44 De la même façon, on peut considérer que l’al. 1a) confère les garanties procédurales contre la dépossession de biens qui existaient en 1960. Certains droits procéduraux à cet égard sont reconnus depuis longtemps. Dans Lapointe c. Association de Bienfaisance et de Retraite de la Police de Montréal, [1906] A.C. 535, le Conseil privé a reconnu un droit d’être avisé des accusations portées et d’avoir la possibilité de présenter une défense dans un cas où les administrateurs d’un fonds de pension ont dépossédé de sa pension un policier qui avait démissionné. Lorsque la loi requiert l’exercice d’un pouvoir discrétionnaire ou du jugement du décideur pour son application à une situation factuelle donnée, il se peut qu’un préavis et la possibilité de contester doivent être donnés. De tels droits peuvent exister, par exemple, lorsque le gouvernement élimine les prestations d’un ancien combattant parce qu’il estime qu’il n’est plus invalide ou qu’il n’a jamais été membre des forces armées. Il n’est toutefois pas nécessaire de donner un préavis et la possibilité de présenter une défense lorsque le gouvernement élimine complètement ce type de prestations par voie législative.

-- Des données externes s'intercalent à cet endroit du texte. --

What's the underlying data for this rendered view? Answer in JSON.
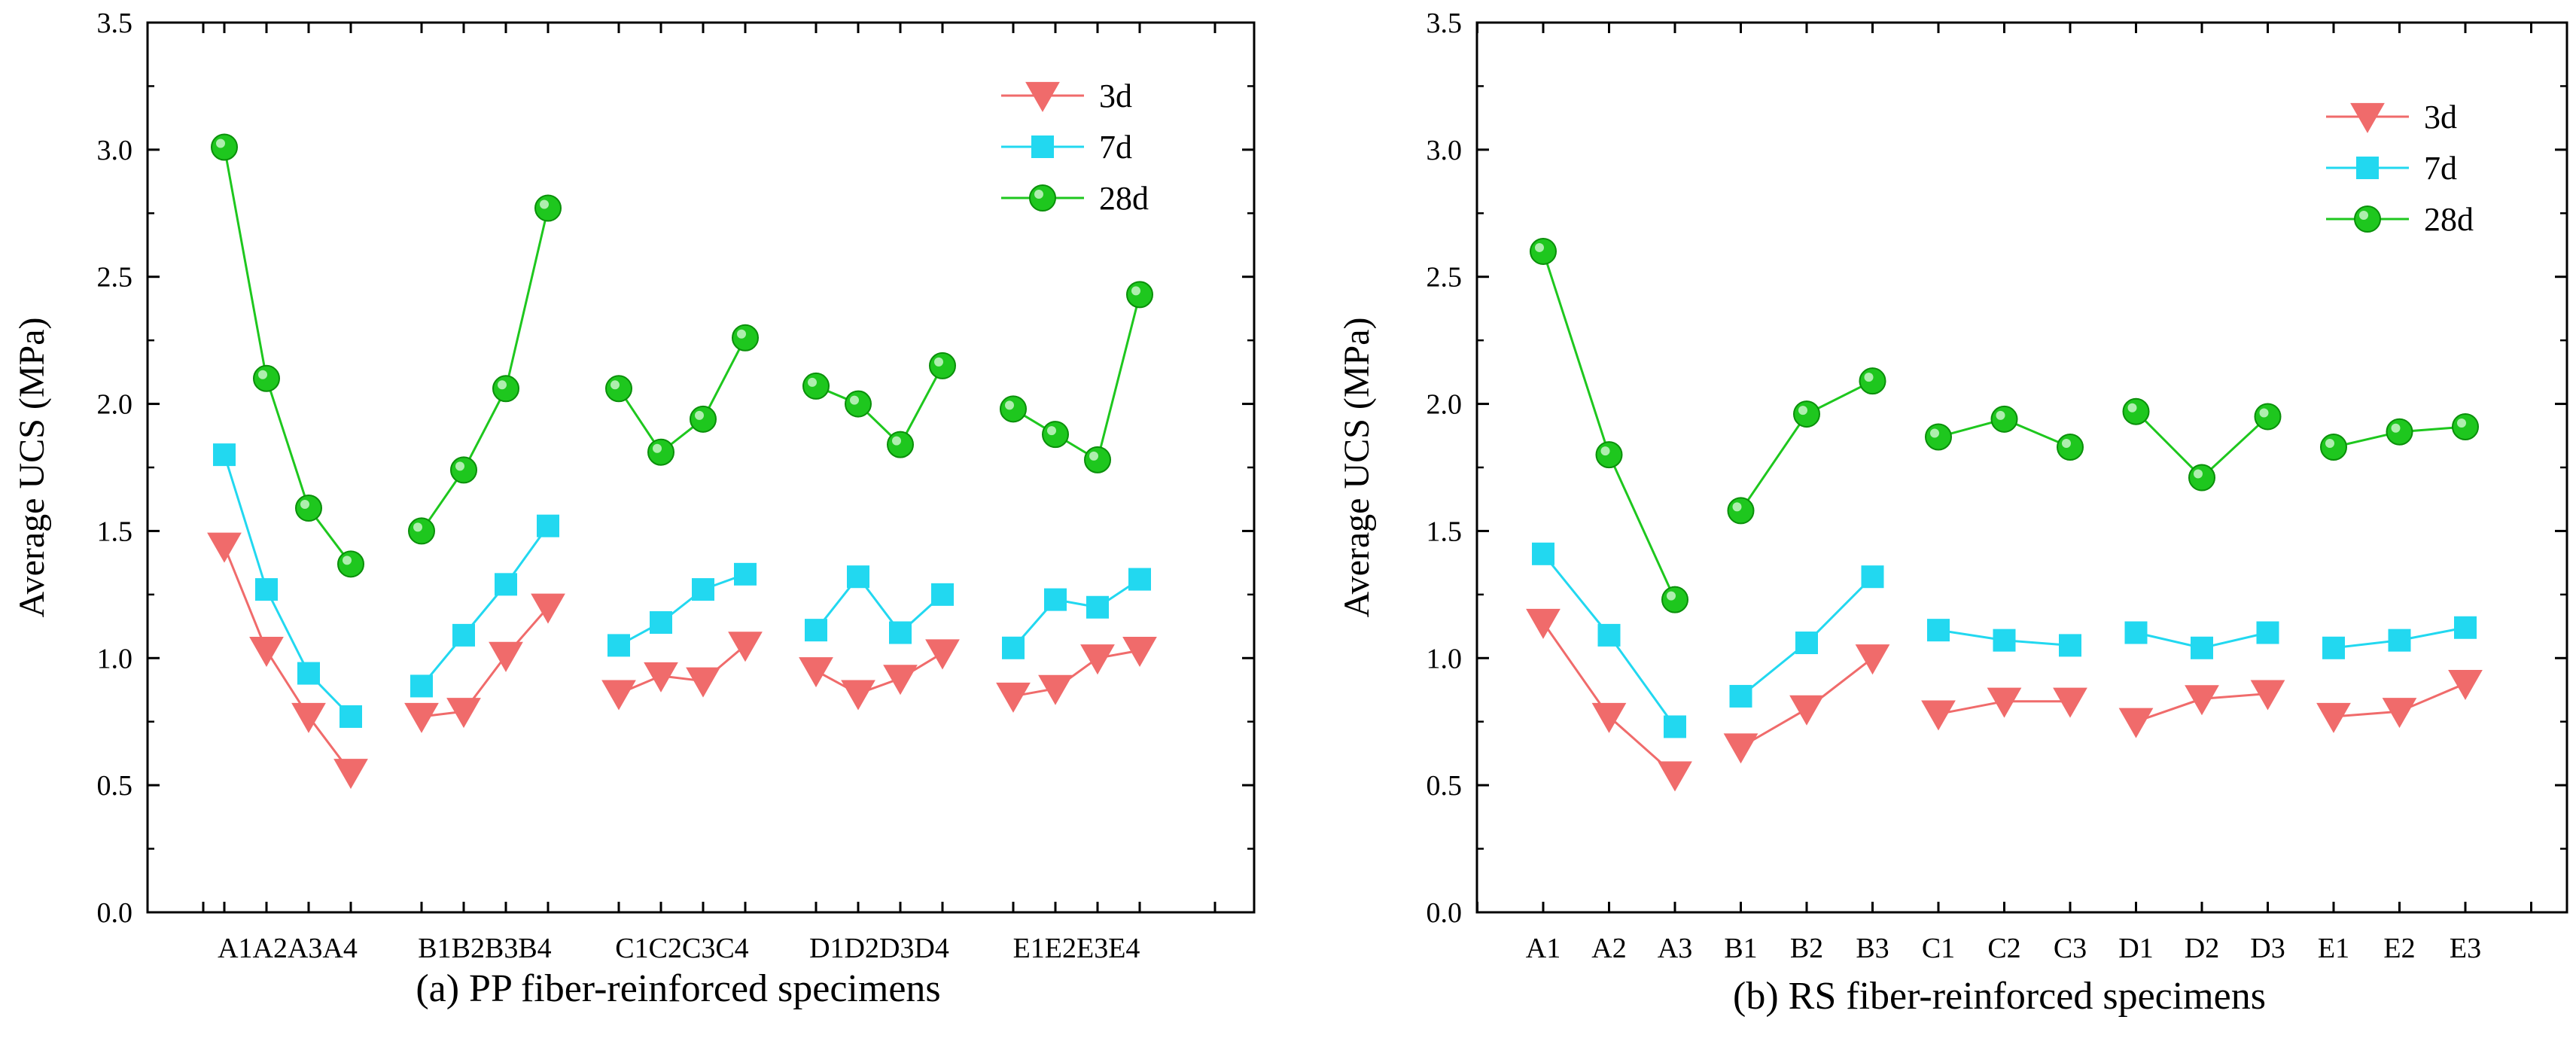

45 L’intimé a prétendu que, selon son interprétation claire et non contestée, le par. 5.1(4) de la Loi sur le ministère des Anciens combattants exproprie en fait les intérêts des anciens combattants sur les pensions gérées par ACC et qu’il est, de ce fait, inopérant. Or, aucune procédure juridictionnelle n’est nécessaire pour l’application non discrétionnaire d’une loi à des faits incontestables. Un contribuable ne peut invoquer aucune garantie procédurale contre une modification des taux d’imposition qui le désavantage.

46 L’alinéa 1a) de la Déclaration canadienne des droits accorde bel et bien une garantie procédurale quant à l’application régulière de la loi dans le contexte d’un processus juridictionnel touchant un individu en particulier. Mais la présente affaire ne porte pas sur l’application de la loi dans un tel contexte et aucune autre procédure n’était nécessaire.

(3) Les droits substantiels inclus dans la garantie d’application régulière de la loi

47 L’intimé a revendiqué un droit — fondé sur une interprétation large de la primauté du droit — contre l’expropriation de biens (ou contre l’expropriation sans juste indemnisation). La garantie d’application régulière de la loi établie dans la Déclaration canadienne des droits confère‑t‑elle des garanties substantielles à cet égard?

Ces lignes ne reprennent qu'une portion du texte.